HANOI — A Vietnamese court on Tuesday halved the jail sentence of a French-Vietnamese blogger whose release has been sought by Paris and the European Union, his lawyer said.
Pham Minh Hoang, who has dual nationality, will be freed on January 13 after serving a 17-month sentence for attempted subversion but will still have to serve three years' house arrest, lawyer Tran Vu Hai told AFP.
Hai had hoped for greater leniency at the hearing, which lasted less than half a day in Ho Chi Minh City.
"I struggled a lot for him and of course, in my opinion, it would have been better if my client was immediately freed at the appeal process."
Hoang, who was arrested in August 2010, was originally sentenced in August this year to three years in prison for attempted subversion.
At that trial, a court in the southern city ruled that Hoang wrote 33 articles under the pen name Phan Kien Quoc, "blackening the image of the country" and aiming to topple the government.
Hoang, 56, expressed regret at his trial and asked for leniency.
"My writings were not aimed at overthrowing anyone," he testified at the time. "I only pointed out the negative things in society, and I think the country needs to be more democratic."
Rights groups had called for the appeals court to overturn the conviction and immediately release the blogger.

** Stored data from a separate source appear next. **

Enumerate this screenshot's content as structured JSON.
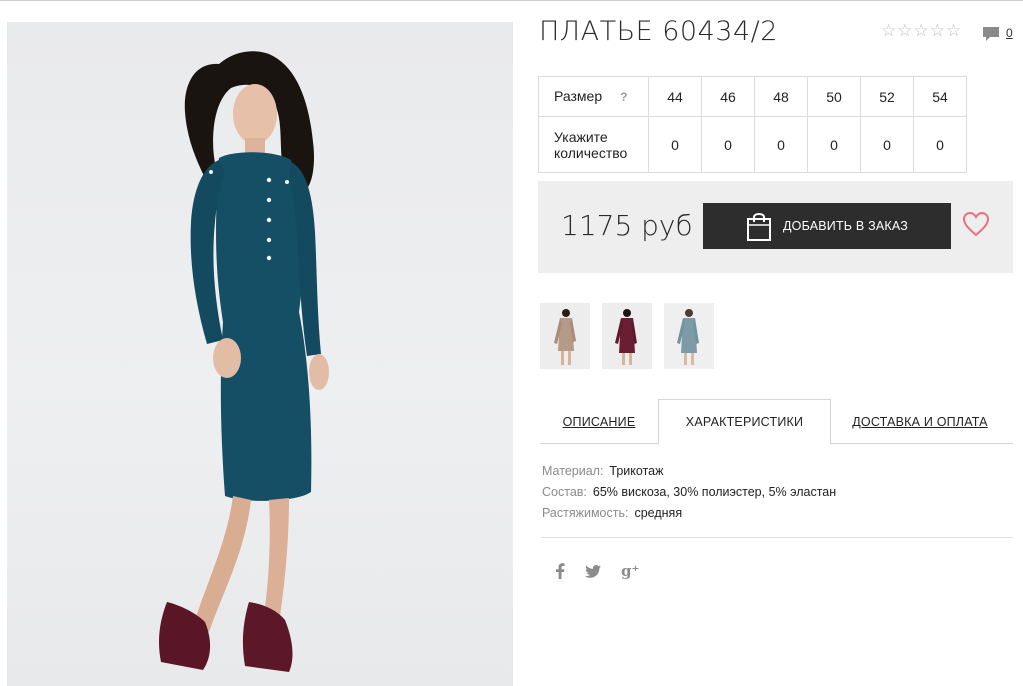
{
  "product": {
    "title": "ПЛАТЬЕ 60434/2",
    "rating_stars": [
      "☆",
      "☆",
      "☆",
      "☆",
      "☆"
    ],
    "comment_count": "0",
    "price": "1175 руб"
  },
  "sizes": {
    "size_label": "Размер",
    "help_mark": "?",
    "qty_label": "Укажите количество",
    "options": [
      "44",
      "46",
      "48",
      "50",
      "52",
      "54"
    ],
    "quantities": [
      "0",
      "0",
      "0",
      "0",
      "0",
      "0"
    ]
  },
  "actions": {
    "add_to_order": "ДОБАВИТЬ В ЗАКАЗ"
  },
  "tabs": [
    {
      "label": "ОПИСАНИЕ",
      "active": false
    },
    {
      "label": "ХАРАКТЕРИСТИКИ",
      "active": true
    },
    {
      "label": "ДОСТАВКА И ОПЛАТА",
      "active": false
    }
  ],
  "specs": [
    {
      "key": "Материал:",
      "value": "Трикотаж"
    },
    {
      "key": "Состав:",
      "value": "65% вискоза, 30% полиэстер, 5% эластан"
    },
    {
      "key": "Растяжимость:",
      "value": "средняя"
    }
  ],
  "social": {
    "google_plus_glyph": "g⁺"
  },
  "icons": [
    "star-icon",
    "comment-icon",
    "bag-icon",
    "heart-icon",
    "facebook-icon",
    "twitter-icon",
    "google-plus-icon"
  ],
  "colors": {
    "button_bg": "#2d2d2d",
    "price_box_bg": "#eeeeef",
    "heart": "#e8717f",
    "dress_main": "#154f66",
    "thumb_beige": "#b59a87",
    "thumb_burgundy": "#6b1e33",
    "thumb_blue_grey": "#7d9ba6"
  }
}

"Hoang was just expressing his views on subjects of public interest in Vietnam, a right guaranteed by the country's constitution," said Paris-based Reporters Without Borders.
Human Rights Watch said Hoang should never have been arrested in the first place.

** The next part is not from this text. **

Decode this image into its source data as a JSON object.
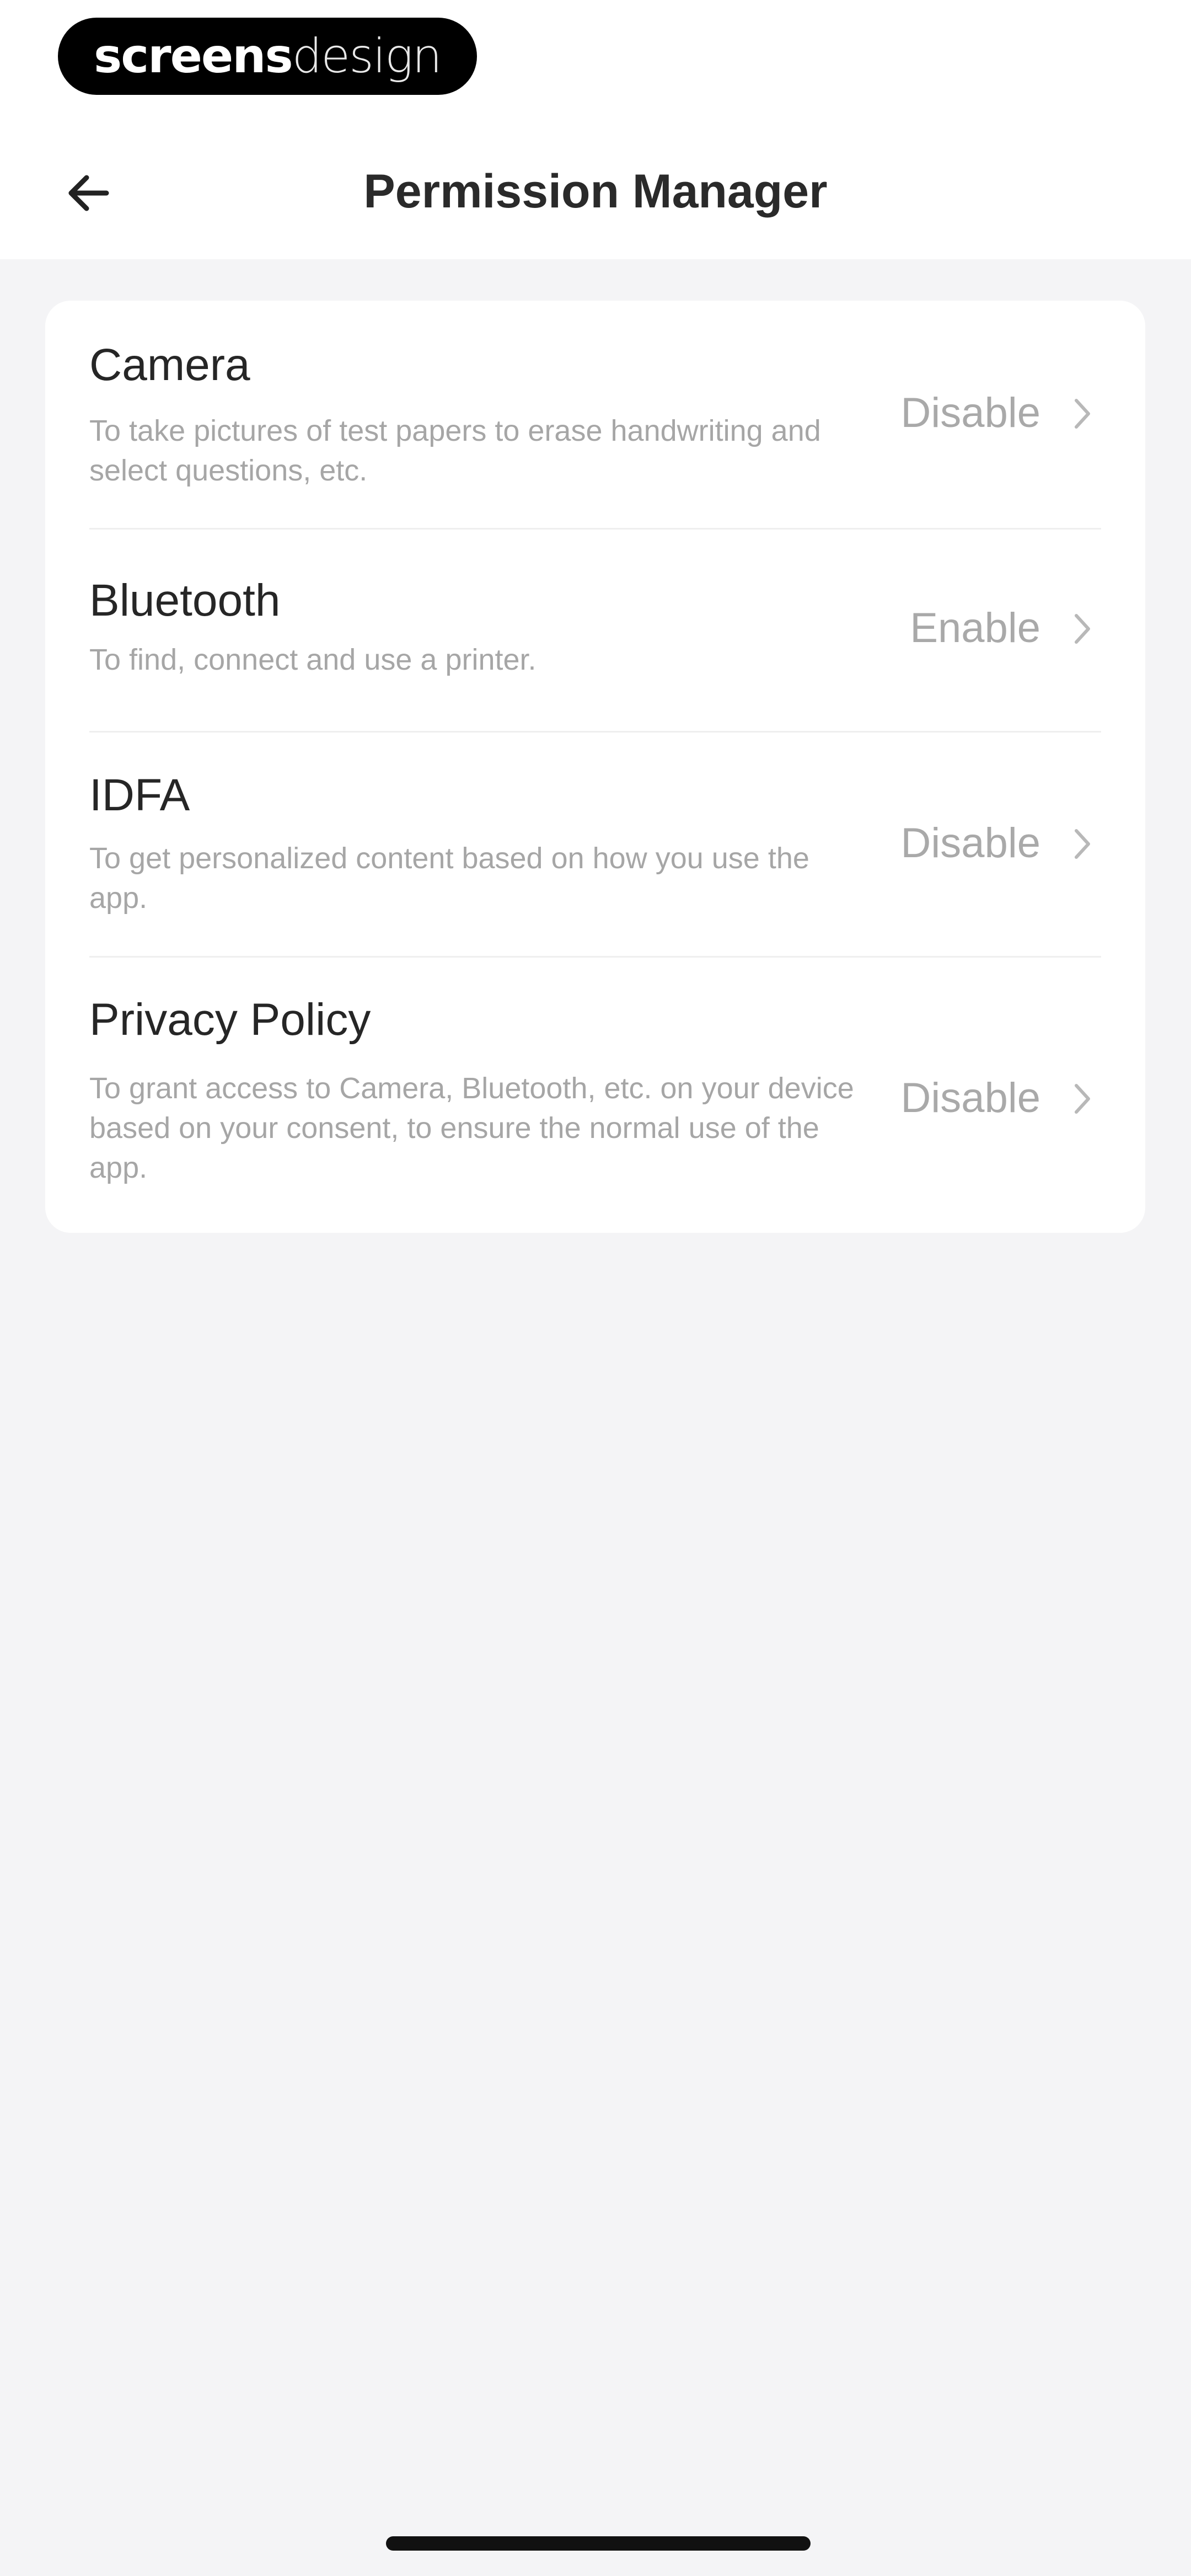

"Peaceful activists like Pham Minh Hoang deserve to be heard by their fellow citizens, not silenced by the courts," the New York-based watchdog said in a statement.
Ahead of the appeal, Hai told AFP there were humanitarian reasons for a less severe punishment because Hoang's parents are almost 90 years old and he has a disabled brother.
Hoang went to France in 1973 but returned after 27 years to settle in Vietnam, where he worked as a mathematics lecturer at the Polytechnic University of Ho Chi Minh City, his wife has said.
In September France said it was "deeply disappointed" that its call for Hoang to be freed under a routine annual amnesty had not been heeded.
Dozens of peaceful political critics have been sentenced to long prison terms since Vietnam launched a crackdown on free expression in late 2009, according to Amnesty International.
Vietnam, a one-party state, says it has achieved significant progress on human rights.